Harga emas batangan 24 karat produksi PT Aneka Tambang Tbk (Antam) kembali merosot sebesar Rp5.000 per gram pada perdagangan Senin (18/5/2026). Penurunan ini menempatkan harga logam mulia tersebut di level Rp2.764.000 per gram dari posisi sebelumnya yang mencapai Rp2.769.000 per gram.

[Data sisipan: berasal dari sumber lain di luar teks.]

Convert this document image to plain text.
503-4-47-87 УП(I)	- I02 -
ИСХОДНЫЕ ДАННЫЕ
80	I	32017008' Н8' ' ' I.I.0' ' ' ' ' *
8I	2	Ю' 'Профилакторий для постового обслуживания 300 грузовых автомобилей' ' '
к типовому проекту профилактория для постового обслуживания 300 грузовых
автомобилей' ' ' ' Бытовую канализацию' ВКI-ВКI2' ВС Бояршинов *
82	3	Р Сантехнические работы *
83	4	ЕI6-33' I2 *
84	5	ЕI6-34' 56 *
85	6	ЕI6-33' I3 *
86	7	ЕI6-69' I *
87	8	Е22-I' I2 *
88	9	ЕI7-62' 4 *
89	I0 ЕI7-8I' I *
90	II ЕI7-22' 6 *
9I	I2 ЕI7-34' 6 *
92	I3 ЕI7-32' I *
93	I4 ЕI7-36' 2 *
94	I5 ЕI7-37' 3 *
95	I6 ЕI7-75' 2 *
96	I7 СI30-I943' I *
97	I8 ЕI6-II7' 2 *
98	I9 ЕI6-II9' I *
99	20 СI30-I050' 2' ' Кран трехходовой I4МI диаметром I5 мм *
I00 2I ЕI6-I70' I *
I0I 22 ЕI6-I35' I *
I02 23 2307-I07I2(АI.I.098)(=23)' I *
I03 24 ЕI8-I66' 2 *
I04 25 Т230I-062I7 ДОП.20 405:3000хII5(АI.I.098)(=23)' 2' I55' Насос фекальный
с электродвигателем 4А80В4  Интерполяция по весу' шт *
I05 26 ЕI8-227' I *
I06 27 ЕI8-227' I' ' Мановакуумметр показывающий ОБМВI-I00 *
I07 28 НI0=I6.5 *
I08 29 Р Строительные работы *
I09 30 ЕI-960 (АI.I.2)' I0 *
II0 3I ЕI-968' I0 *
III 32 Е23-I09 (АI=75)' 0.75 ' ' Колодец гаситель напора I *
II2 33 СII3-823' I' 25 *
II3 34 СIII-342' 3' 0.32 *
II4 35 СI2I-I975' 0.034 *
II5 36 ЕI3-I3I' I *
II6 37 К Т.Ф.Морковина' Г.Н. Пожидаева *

Pelemahan ini melanutkan tren penurunan yang terjadi sejak pekan lalu, sebagaimana dilaporkan oleh laman resmi Logam Mulia Antam dan dikutip melalui finance.detik.com. Pergerakan harga komoditas ini berada dalam rentang Rp2.764.000 hingga Rp2.859.000 per gram dalam satu minggu terakhir, sedangkan dalam satu bulan ke belakang berfluktuasi pada kisaran Rp2.760.000 sampai Rp2.884.000 per gram.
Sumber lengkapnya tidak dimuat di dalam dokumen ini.